Jesus didn’t explain away what He was saying.  He didn’t try to make His Words palatable or acceptable to the crowds.  V. 66 says many of the disciples turned back and walked away from Him.  I have to ask myself, is it so hard to believe that people would walk away from Him?  Is it so hard to believe people wouldn’t get it?  If these were the words we heard without knowing the rest of the story, would we have walked away from Him, even having seen some “miracles?”  I have seen some “magic shows,” especially in my younger years since my parents were fans of David Copperfield.  I even saw one of his shows live.  It was amazing.  He did things that are humanly impossible.  It was breathtaking to see his illusions.  But what would I have felt or thought of him if after doing those things, he said to me, “now hear this, you have to eat my flesh and drink my blood.”  Umm, “I’m heading home now, thanks for a great show.”
And Jesus didn’t run after them. He didn’t say, “aw, come on back guys, what I really mean is this. Let me explain it to you. in a different way.”  Instead He asks the twelve if they want to leave too?  Not only does He give them the opportunity to leave, but He calls one of them a devil.  If I were the one being spoken to, I think I would be very offended.  “What do you mean calling one of us a devil? We’re here by your side, aren’t we?”
Yet Jesus persists in speaking of spiritual realities while everyone around Him is lost in the temporal.
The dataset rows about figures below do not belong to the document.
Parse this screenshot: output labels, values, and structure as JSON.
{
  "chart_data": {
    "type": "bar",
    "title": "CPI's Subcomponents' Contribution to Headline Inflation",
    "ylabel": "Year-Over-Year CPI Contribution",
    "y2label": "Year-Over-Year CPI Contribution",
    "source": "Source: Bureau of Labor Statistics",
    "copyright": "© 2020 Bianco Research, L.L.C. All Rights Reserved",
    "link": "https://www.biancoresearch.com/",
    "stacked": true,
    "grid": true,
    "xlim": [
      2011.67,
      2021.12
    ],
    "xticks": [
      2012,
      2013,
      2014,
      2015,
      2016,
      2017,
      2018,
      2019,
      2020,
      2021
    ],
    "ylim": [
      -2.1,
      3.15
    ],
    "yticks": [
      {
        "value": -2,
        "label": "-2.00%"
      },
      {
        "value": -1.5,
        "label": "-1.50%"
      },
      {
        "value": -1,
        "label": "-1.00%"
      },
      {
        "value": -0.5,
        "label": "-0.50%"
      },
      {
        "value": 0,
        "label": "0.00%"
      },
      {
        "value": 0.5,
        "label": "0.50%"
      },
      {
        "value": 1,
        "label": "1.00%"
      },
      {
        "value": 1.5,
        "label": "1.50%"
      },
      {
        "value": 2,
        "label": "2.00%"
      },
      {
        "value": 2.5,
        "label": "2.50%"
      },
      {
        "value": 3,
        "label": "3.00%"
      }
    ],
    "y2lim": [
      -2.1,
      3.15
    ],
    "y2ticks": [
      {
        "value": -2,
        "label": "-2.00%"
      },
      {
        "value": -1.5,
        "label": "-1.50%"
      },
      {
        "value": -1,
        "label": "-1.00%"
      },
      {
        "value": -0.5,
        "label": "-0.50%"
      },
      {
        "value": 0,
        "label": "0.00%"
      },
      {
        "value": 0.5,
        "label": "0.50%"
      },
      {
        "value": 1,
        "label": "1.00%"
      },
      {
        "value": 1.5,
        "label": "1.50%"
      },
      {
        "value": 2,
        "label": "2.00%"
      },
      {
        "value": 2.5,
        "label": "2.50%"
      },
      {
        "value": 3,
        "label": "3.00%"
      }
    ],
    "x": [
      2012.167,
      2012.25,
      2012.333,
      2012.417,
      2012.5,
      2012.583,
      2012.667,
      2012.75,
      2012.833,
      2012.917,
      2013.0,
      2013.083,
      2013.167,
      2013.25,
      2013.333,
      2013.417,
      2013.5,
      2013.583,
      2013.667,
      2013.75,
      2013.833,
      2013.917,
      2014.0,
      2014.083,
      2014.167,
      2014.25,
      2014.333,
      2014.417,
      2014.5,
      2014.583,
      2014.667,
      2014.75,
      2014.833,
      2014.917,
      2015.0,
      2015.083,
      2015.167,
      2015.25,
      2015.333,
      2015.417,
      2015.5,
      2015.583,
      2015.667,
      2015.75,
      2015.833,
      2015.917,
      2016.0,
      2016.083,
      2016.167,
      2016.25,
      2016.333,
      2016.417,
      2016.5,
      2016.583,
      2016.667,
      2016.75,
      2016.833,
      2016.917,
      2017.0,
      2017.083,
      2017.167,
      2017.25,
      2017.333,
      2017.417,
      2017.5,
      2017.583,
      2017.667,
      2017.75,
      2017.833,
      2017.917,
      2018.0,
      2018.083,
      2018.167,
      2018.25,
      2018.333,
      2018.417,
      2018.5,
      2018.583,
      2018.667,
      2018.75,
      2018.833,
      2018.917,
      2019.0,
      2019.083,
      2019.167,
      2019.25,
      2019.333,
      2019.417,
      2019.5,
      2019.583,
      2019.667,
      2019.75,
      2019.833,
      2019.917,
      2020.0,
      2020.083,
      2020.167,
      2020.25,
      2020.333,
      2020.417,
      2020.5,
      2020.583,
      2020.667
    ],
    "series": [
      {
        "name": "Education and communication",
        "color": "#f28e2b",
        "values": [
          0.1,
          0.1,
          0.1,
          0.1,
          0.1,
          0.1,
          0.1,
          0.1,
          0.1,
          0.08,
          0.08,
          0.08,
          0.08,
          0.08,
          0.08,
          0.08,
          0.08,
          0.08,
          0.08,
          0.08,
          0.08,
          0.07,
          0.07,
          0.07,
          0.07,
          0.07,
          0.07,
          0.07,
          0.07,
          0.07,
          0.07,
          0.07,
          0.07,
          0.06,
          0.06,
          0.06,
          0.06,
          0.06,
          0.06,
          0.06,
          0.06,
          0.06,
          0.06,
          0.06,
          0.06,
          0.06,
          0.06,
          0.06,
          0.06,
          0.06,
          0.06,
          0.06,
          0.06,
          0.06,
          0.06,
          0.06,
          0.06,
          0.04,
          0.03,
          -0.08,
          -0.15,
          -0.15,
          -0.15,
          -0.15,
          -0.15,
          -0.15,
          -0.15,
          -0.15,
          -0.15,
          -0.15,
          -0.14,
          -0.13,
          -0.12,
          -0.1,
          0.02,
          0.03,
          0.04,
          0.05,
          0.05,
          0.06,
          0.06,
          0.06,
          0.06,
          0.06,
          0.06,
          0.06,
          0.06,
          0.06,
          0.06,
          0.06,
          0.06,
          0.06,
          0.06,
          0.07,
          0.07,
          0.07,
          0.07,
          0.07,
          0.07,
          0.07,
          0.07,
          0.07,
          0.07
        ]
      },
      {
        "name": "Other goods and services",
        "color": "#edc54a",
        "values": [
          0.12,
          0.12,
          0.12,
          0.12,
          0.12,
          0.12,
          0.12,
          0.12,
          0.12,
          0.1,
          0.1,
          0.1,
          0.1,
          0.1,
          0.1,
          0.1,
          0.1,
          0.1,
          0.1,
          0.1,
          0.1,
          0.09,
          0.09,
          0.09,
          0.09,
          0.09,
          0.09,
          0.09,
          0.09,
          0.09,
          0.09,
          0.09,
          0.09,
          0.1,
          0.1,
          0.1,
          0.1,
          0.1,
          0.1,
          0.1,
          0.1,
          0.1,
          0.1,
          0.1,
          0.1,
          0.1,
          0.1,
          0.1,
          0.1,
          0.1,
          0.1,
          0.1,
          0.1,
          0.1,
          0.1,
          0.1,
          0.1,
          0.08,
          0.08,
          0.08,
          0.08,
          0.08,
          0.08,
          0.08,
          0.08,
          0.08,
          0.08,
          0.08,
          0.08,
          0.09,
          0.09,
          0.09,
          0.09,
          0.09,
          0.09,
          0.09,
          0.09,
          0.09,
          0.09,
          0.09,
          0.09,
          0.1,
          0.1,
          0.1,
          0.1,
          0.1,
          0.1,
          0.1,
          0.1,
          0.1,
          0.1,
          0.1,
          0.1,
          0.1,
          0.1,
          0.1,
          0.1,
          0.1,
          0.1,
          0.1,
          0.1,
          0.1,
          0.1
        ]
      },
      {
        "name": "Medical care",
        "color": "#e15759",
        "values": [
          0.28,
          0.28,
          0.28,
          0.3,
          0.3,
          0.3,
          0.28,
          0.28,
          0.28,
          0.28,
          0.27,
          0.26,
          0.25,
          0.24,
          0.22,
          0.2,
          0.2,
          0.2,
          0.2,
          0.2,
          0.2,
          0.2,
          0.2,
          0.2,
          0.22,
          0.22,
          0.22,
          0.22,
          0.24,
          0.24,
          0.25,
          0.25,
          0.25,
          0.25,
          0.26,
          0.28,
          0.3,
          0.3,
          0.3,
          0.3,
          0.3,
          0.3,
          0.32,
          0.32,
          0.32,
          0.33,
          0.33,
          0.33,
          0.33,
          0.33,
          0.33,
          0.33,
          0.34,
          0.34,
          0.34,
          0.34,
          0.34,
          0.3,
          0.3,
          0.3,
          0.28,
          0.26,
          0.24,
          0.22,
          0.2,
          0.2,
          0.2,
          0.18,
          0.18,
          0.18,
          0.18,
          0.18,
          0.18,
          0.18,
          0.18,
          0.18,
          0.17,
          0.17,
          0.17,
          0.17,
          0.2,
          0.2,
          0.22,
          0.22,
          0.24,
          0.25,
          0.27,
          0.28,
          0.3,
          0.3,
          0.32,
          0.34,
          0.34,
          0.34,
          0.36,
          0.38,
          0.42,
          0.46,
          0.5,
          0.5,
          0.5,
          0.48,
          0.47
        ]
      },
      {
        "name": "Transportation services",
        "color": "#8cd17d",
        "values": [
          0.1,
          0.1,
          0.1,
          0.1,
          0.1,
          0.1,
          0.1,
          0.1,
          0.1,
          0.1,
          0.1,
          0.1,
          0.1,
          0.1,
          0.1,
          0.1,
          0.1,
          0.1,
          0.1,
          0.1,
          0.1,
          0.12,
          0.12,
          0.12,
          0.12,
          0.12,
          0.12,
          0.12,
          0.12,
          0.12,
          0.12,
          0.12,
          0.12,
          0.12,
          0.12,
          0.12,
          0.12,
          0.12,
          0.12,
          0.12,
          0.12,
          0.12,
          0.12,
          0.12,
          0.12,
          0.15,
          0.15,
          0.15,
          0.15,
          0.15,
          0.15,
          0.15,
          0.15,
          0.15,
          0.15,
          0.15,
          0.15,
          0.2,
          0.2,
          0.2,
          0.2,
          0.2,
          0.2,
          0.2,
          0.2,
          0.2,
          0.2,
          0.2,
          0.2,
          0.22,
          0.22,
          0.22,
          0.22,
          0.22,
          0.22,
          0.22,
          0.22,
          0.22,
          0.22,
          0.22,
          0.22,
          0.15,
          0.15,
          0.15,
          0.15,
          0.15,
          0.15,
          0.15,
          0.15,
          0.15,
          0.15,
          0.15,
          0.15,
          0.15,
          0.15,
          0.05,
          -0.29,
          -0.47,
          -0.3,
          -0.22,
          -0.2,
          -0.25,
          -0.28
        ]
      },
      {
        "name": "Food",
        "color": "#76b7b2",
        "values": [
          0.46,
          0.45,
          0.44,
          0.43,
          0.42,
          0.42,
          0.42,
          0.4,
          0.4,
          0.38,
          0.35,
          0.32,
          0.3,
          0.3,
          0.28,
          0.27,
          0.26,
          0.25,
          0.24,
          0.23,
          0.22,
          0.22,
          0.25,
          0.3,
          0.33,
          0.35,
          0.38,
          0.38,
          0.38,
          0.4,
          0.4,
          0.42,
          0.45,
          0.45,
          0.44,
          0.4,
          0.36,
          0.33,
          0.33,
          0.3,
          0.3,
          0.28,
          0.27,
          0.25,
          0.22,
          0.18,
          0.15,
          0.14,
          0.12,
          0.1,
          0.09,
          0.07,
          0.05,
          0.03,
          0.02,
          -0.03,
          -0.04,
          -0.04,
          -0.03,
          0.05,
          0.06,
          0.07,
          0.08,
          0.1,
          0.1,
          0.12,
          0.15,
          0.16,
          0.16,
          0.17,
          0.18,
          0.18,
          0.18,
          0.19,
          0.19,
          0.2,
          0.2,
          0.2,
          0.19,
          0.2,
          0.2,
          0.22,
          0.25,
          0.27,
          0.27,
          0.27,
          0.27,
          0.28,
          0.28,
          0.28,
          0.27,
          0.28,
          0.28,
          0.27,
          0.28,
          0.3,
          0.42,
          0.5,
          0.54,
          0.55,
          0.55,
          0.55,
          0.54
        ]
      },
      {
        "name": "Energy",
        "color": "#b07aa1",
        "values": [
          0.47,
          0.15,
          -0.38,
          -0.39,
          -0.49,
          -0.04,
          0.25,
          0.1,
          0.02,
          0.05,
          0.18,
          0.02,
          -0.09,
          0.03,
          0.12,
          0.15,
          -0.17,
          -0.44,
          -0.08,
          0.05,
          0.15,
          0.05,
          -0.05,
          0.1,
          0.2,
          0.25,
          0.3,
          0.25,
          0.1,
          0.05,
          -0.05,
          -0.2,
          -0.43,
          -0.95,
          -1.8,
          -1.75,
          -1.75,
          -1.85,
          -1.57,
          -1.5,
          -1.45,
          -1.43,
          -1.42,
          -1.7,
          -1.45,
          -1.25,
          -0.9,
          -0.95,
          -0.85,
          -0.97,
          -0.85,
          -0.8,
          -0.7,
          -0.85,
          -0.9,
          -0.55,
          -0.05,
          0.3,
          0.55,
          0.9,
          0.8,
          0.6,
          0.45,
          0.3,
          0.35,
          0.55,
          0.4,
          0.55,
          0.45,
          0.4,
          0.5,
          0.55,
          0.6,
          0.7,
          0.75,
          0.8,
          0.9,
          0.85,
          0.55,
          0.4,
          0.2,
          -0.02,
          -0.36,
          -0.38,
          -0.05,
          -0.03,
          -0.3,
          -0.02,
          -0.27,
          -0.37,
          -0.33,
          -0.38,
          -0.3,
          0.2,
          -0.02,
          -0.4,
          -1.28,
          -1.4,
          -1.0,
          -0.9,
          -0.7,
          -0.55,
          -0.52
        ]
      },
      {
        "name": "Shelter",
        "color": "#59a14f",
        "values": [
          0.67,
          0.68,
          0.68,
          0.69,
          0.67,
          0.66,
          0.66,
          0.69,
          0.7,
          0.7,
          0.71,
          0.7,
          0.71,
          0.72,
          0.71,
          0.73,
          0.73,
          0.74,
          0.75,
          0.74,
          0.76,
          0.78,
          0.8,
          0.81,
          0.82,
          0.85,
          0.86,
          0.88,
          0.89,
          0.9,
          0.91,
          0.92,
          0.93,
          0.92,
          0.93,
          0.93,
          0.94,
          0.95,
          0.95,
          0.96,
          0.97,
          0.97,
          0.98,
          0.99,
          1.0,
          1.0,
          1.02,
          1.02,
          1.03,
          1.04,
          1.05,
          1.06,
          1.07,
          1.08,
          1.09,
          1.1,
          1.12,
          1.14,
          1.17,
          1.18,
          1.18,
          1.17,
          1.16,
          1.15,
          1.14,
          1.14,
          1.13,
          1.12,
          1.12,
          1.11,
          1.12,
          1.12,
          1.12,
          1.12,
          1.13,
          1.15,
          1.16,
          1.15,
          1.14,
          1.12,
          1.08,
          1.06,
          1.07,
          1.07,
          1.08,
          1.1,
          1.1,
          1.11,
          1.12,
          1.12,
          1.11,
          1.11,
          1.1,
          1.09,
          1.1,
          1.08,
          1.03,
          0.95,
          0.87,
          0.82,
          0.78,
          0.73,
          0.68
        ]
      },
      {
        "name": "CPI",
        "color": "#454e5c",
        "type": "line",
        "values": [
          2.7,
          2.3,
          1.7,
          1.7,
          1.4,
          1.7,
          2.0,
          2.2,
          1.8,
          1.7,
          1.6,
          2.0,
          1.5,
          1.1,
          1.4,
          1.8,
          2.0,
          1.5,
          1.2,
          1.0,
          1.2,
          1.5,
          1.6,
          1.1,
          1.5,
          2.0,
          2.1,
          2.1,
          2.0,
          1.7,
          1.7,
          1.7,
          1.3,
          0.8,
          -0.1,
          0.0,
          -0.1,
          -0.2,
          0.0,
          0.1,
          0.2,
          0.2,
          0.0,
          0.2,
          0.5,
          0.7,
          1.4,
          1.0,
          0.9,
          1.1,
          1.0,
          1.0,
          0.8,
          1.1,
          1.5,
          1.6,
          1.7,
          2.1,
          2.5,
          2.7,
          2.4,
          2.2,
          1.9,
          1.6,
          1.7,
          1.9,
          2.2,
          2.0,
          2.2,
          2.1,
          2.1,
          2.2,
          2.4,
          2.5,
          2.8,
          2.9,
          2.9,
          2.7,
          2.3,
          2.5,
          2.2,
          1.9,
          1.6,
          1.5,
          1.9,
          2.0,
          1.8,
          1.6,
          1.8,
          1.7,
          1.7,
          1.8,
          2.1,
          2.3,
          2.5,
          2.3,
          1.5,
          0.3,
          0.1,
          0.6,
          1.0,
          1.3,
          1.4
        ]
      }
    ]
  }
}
Who would I have been in this account?  Who am I today?  Am I consumed with things spiritual or things temporal?  Will I recognize Jesus when He returns?  Will I know Him well enough?

About andreamoormans

I was raised to be an independent, strong-willed woman. My earthly father prepared me for life by sending me to the best schools. I attended Wellesley College, the same school Hillary Clinton and a host of prominent women attended. Gloria Steinem spoke at my graduation. I was a Fulbright Scholar. I went to Harvard Graduate School. My father meant well, but his plans stemmed from worldly wisdom. "Church" was an event I put into my schedule, not the fabric of who I was. Amidst many successes that left me feeling empty, I began searching for meaning. My life was turned upside down when I realized how wrong I had been about God and the Church. I had accepted a diluted, unrecognizable version of both. Earnestly studying my Bible and realizing my need for repentance, I committed myself to a relationship with Christ, following his plan for salvation. That was the easy part. Then began the process of peeling away layer upon layer of religiosity. Now 23 years later, He is still stripping away layers of erroneous thinking and revealing to me how to bring greater glory and honor to Him through my thoughts, my actions, my speech, my life. Though I have been blessed in many ways and have a wonderful family, the desire to obey the Lord's commands has led me to a very different path in life than I would have ever imagined. Following Him has not been easy. In fact, it is harder than any of my studies at the best name schools, ever was. Jesus never promises a life of ease. In fact, He calls me to walk counter to the teachings of this society. But in trading in worldly wisdom for His, I have gained full confidence that Jesus Christ is truly the only treasure worth chasing.